Perhaps, just perhaps there are environmental cues that we haven't yet figured out, which signal to a fish that growing larger isn't going to be a good investment of it's energy. Now I agree that poor water quality, injury, and illness are probably among those environmental cues, and possibly the more common ones seen in an aquarium, but are they necessarily the only cues? I don't pretend to know what could make a healthy fish stop growing, but I have seen ponds and lakes with seemingly healthy sunfish that are stunted. We did age and length measurements on sunfish from such a lake in a biology class in college. Examined scales under a microscope to get the age. Then we plotted growth rates. They grew about an inch a year for about 3 years then dramatically slowed down topping off at about ~4 to 5 inches. These fish were not emaciated, and they appeared healthy, they just weren't getting big (well okay they were dead so didn't actually appear healthy while we were removing scales,

I don't know if paddlefish specifically can be kept small and healthy, but if they were otherwise going to the garbage I guess I don't see the harm in trying. The worst that will happen is the paddlefish will get to live a few extra months/years, before outgrowing the tank and dying, and the person who bought it will learn the hard way that large fish can and do outgrow small tanks.

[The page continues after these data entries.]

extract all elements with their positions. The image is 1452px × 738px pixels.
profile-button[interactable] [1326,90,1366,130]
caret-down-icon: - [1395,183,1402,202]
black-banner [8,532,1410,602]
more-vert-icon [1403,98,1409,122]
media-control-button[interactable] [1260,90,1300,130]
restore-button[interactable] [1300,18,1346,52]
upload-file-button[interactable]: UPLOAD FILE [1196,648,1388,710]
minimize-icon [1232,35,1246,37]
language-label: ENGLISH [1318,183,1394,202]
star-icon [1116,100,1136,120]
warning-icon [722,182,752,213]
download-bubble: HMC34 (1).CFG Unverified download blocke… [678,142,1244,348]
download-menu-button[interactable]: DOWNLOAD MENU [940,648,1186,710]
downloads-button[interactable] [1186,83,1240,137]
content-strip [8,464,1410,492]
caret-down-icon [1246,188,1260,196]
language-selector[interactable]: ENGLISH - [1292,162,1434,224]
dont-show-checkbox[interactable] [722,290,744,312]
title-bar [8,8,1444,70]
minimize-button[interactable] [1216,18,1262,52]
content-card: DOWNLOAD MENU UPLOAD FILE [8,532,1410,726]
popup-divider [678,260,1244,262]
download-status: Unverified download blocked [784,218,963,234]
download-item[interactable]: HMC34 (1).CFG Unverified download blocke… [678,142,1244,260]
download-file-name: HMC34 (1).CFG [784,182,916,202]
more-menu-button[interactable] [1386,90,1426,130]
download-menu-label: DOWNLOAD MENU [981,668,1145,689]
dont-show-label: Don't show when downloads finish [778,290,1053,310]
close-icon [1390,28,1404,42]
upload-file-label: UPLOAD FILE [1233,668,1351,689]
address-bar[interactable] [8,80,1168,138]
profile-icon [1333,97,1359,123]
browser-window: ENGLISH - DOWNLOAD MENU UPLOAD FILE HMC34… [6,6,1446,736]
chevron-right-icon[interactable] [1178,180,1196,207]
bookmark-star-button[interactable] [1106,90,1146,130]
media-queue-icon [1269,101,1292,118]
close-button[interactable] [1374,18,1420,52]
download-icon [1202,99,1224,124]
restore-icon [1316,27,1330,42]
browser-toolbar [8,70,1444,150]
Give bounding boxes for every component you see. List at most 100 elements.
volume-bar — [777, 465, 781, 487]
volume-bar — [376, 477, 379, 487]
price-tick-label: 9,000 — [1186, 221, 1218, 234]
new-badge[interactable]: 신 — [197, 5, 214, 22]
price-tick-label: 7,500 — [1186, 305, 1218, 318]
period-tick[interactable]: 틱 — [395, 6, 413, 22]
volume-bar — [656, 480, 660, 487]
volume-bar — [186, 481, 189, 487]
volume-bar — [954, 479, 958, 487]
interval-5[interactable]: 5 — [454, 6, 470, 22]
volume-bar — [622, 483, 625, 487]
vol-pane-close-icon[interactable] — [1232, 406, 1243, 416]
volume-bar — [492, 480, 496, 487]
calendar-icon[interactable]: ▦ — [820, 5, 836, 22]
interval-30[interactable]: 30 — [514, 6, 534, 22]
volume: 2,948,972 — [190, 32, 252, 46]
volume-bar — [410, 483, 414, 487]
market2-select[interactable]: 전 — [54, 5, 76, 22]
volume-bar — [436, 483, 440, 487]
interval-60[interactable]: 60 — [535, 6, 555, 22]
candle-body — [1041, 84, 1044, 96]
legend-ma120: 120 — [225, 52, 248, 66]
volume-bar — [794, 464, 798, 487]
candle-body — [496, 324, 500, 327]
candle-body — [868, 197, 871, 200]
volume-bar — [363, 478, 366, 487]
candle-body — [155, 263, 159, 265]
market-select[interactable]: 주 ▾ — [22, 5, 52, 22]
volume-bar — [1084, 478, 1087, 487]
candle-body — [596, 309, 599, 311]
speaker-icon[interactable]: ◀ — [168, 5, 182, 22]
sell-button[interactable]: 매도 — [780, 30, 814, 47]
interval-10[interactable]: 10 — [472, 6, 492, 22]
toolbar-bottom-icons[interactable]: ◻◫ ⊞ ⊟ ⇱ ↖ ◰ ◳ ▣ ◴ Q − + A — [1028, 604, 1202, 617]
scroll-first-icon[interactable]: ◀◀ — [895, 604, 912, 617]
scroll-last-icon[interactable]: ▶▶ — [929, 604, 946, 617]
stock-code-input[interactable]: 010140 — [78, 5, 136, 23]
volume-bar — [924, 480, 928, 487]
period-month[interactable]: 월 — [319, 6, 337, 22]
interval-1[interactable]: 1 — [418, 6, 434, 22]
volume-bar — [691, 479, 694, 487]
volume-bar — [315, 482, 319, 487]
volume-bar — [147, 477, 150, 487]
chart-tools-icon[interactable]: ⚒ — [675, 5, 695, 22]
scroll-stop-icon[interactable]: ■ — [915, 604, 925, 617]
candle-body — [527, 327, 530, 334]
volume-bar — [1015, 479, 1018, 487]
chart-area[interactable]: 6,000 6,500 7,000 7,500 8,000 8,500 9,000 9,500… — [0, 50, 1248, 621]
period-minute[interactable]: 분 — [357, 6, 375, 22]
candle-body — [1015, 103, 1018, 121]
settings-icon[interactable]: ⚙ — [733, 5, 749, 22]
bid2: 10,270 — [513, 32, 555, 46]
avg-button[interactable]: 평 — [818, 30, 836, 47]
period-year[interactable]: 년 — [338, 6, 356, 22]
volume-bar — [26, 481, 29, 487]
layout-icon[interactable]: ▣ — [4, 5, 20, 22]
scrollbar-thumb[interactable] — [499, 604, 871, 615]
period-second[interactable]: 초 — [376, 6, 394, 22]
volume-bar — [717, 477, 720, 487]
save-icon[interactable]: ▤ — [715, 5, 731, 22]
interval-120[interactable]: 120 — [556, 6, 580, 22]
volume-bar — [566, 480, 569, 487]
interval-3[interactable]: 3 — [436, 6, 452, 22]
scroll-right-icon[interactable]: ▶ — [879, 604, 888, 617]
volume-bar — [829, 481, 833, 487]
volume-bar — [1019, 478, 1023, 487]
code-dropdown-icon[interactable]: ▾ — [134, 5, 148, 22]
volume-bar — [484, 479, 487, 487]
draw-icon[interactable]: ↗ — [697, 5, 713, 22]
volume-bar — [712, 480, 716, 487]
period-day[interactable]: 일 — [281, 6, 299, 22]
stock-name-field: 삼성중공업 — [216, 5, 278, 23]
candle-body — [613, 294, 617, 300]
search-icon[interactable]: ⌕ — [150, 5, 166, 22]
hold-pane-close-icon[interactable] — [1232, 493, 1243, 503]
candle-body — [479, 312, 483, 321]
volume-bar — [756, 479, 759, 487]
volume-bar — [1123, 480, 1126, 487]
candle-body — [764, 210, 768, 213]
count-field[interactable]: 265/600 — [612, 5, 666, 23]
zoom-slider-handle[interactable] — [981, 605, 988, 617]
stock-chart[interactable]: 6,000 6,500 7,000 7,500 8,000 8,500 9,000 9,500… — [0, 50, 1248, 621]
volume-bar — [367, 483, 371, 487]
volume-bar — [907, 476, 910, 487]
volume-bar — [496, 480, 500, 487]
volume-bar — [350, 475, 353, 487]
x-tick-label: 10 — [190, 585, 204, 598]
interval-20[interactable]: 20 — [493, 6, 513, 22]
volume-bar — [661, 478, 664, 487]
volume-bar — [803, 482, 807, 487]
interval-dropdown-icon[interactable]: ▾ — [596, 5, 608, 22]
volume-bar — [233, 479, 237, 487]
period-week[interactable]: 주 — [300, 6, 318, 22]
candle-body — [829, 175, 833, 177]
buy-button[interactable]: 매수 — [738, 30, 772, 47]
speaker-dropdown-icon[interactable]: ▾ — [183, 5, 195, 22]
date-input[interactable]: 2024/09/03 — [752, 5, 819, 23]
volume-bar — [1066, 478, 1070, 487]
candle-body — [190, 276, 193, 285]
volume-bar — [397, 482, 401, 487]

I myself have no desire to try and keep a fish as a pet that I know will get too big for its tank and will have to be killed. I don't see it as a problem though if others do. As and example if I can go fishing today and bring home a bluegill for the frying pan tonight, what's the difference if someone else goes fishing today keeps their bluegill in a 20 gallon aquarium for 6 months and then kills it when it gets too big?